Neurological Complications of Cancer and Immunocompromised patients

Abstract

Introduction: 

Cancer is a leading cause of disability and death throughout the world. In the United States, 1 in 4 deaths are due to cancer, making it the second leading cause of death. A large percentage of the cancer population developed a neurologic complication of their disease. Up to 25% of cancer patients develop a central nervous system (CNS) metastasis over the course of their illness.  Because patients are living longer after their cancer diagnosis, the number of neurologic complications has increased, and more patients are suffering from the late effects of treatment and the disease itself.

Discussion:

Direct Effects of Cancer on the Nervous System:

Brain and all CNS metastases typically occur late in the cancer course. In autopsy studies, it has been shown consistently that about 30% of individuals with breast cancer have CNS metastases. The rate is even higher for lung cancer and melanoma at 34 and 72%, respectively. Approximately 25% of all patients with cancer have CNS metastases at death, and in approximately 40% of these patients, the brain is the sole metastatic site.

Indirect Effects of Cancer on the Nervous System:

While neurologic complications of cancer can develop, a consequence of direct metastases to the nervous system, cancer also affects the nervous system indirectly. Cancer induces an inflammatory state, and certain tumors secrete procoagulant substances. For these reasons, patients with cancer, particularly adenocarcinomas, are at a higher risk for ischemic stroke, accounting for the 14.6% incidence of cerebrovascular disease found in an autopsy study. In addition, population studies also show a higher risk of intracerebral haemorrhage. Primary and secondary brain tumors may haemorrhage; particularly high-risk tumors are oligodendrogliomas and brain metastases from choriocarcinoma, melanoma, or renal cell carcinoma. Alternatively, cancer can lead to spontaneous intraparenchymal hemorrhage by causing coagulopathy, as in acute promyelocytic leukemia (APL), patients usually have disseminated intravascular coagulation (DIC) at presentation.

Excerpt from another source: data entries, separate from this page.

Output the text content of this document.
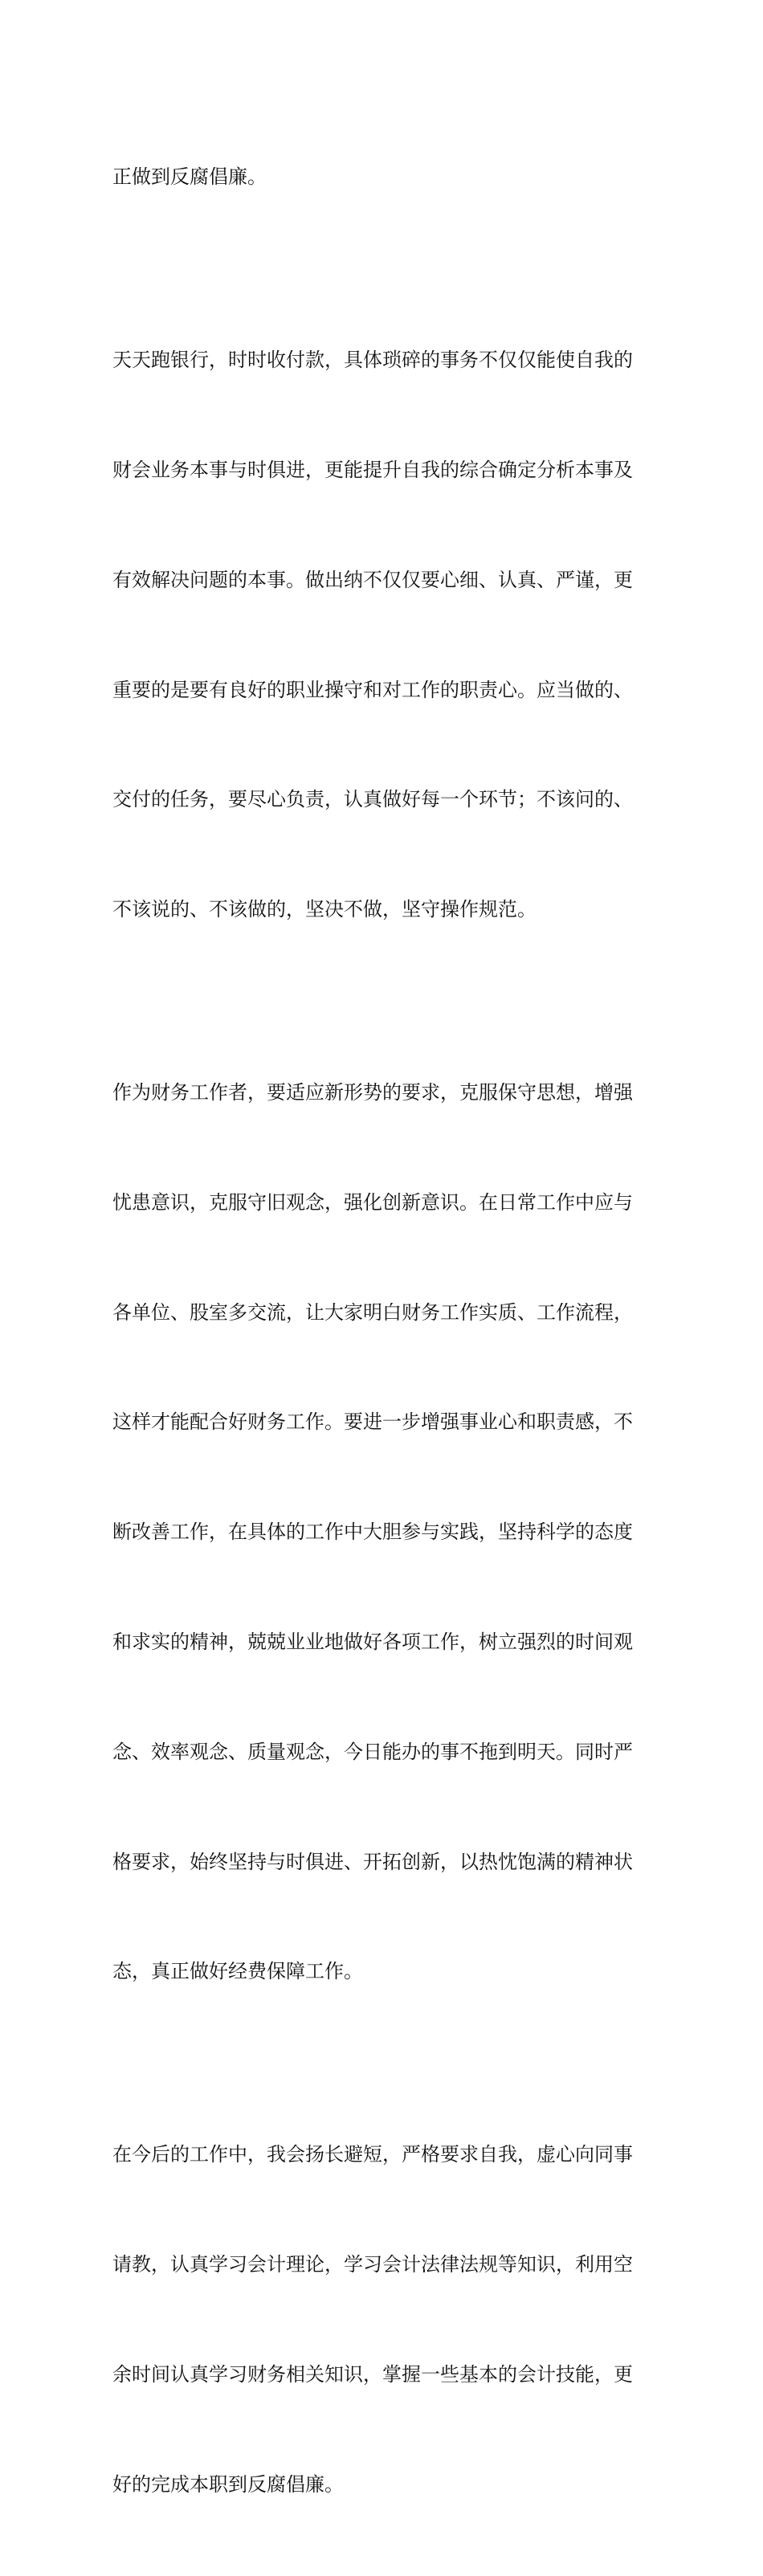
正做到反腐倡廉。

天天跑银行，时时收付款，具体琐碎的事务不仅仅能使自我的

财会业务本事与时俱进，更能提升自我的综合确定分析本事及

有效解决问题的本事。做出纳不仅仅要心细、认真、严谨，更

重要的是要有良好的职业操守和对工作的职责心。应当做的、

交付的任务，要尽心负责，认真做好每一个环节；不该问的、

不该说的、不该做的，坚决不做，坚守操作规范。

作为财务工作者，要适应新形势的要求，克服保守思想，增强

忧患意识，克服守旧观念，强化创新意识。在日常工作中应与

各单位、股室多交流，让大家明白财务工作实质、工作流程，

这样才能配合好财务工作。要进一步增强事业心和职责感，不

断改善工作，在具体的工作中大胆参与实践，坚持科学的态度

和求实的精神，兢兢业业地做好各项工作，树立强烈的时间观

念、效率观念、质量观念，今日能办的事不拖到明天。同时严

格要求，始终坚持与时俱进、开拓创新，以热忱饱满的精神状

态，真正做好经费保障工作。

在今后的工作中，我会扬长避短，严格要求自我，虚心向同事

请教，认真学习会计理论，学习会计法律法规等知识，利用空

余时间认真学习财务相关知识，掌握一些基本的会计技能，更

好的完成本职到反腐倡廉。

Complications of Cancer Treatment:

Another category of neurologic dysfunction is the short- and long-term effects of cancer therapies, such as radiotherapy, chemotherapy, and the many procedures that are prescribed. Patients receiving treatment are susceptible to a wide variety of pathogens and often develop more severe disease than is seen in the general population from the same infectious agent. Activating the immune system can also have significant neurologic toxicity, as well as treatment-related neurotoxicity can also occur following radiotherapy and surgery. These treatments place patients at risk for stroke, radiation necrosis and other forms of direct damage to nearby structures, such as the brachial plexus.

 Conclusion:

The nervous system is both a uniquely protected and uniquely vulnerable organ system. Neurologic complications of cancer are common and increasingly prevalent, as patients are surviving longer; they might experience both the acute and delayed consequences of the disease and its treatment. Compromise of the nervous system by cancer or its therapy is often serious but frequently treatable, particularly if recognized early before serious deficits are fully established, making accurate diagnosis essential.